Five years ago this month, on June 16, 2015, Donald Trump delivered one of the indelible images of 21st-century politics when he slowly descended a gold escalator to a rally announcing his candidacy for the presidency.
On Saturday, he delivered another iconic image, but not the sort he wanted to produce. Returning to the White House after a flop of a rally in Tulsa, Oklahoma, Trump stepped off Marine One with his collar unbuttoned, his signature red tie undone and hanging loosely around his neck, and his MAGA hat crumpled in his hand. He waved listlessly to the cameras and gave a perfunctory thumbs-up.
The New York Times saw a “defeated expression on his face,” and reported that he was furious about the meager crowd at his rally, as well as about a leak that six of his advance-team members had tested positive for the coronavirus. Who really knows what Trump was thinking in that moment? The president’s own feelings are largely beside the point. As Trump, a consummate marketer, has always known, appearances matter—and right now Trump looks like a loser.
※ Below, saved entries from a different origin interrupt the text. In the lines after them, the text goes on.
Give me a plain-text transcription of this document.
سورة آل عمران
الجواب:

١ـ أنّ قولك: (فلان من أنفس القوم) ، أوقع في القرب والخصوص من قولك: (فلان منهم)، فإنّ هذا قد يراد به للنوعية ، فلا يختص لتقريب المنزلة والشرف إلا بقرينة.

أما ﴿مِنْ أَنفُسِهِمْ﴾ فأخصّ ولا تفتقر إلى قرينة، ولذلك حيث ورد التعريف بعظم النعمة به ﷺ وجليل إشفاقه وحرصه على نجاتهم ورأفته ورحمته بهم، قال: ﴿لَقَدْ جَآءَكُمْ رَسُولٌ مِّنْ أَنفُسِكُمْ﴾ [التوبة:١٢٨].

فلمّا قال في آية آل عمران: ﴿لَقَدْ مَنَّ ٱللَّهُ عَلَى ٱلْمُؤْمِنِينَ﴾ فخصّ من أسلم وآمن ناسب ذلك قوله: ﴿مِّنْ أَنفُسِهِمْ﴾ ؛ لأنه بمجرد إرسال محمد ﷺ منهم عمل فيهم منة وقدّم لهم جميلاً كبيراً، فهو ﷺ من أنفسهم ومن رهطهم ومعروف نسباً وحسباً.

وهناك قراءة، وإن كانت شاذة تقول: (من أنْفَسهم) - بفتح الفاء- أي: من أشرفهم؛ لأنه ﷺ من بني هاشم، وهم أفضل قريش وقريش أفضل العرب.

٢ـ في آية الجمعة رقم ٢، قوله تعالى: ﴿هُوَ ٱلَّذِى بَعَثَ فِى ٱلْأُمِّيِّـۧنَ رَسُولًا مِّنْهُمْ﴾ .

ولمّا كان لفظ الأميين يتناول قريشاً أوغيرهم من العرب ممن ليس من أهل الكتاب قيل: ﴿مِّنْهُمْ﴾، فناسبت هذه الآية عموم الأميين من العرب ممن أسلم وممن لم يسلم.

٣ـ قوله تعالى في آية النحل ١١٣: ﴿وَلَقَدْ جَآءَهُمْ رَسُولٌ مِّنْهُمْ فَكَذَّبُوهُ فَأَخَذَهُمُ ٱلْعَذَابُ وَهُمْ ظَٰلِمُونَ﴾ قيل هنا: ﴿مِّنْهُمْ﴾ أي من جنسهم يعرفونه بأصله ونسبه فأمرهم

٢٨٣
David A. Graham: It’s slowly dawning on Trump that he’s losing
Even before the debacle in Tulsa, the week had been quietly miserable for the president. From his campaign to the coronavirus, from the economy to the courts, from polls to policy, Trump stumbled on every front. On June 13, he’d rescheduled the Tulsa rally for a day later out of deference to celebrations of Juneteenth, but only after taking a political beating for it. That concession was surprising because Trump hates backing down from anything, especially on matters of race.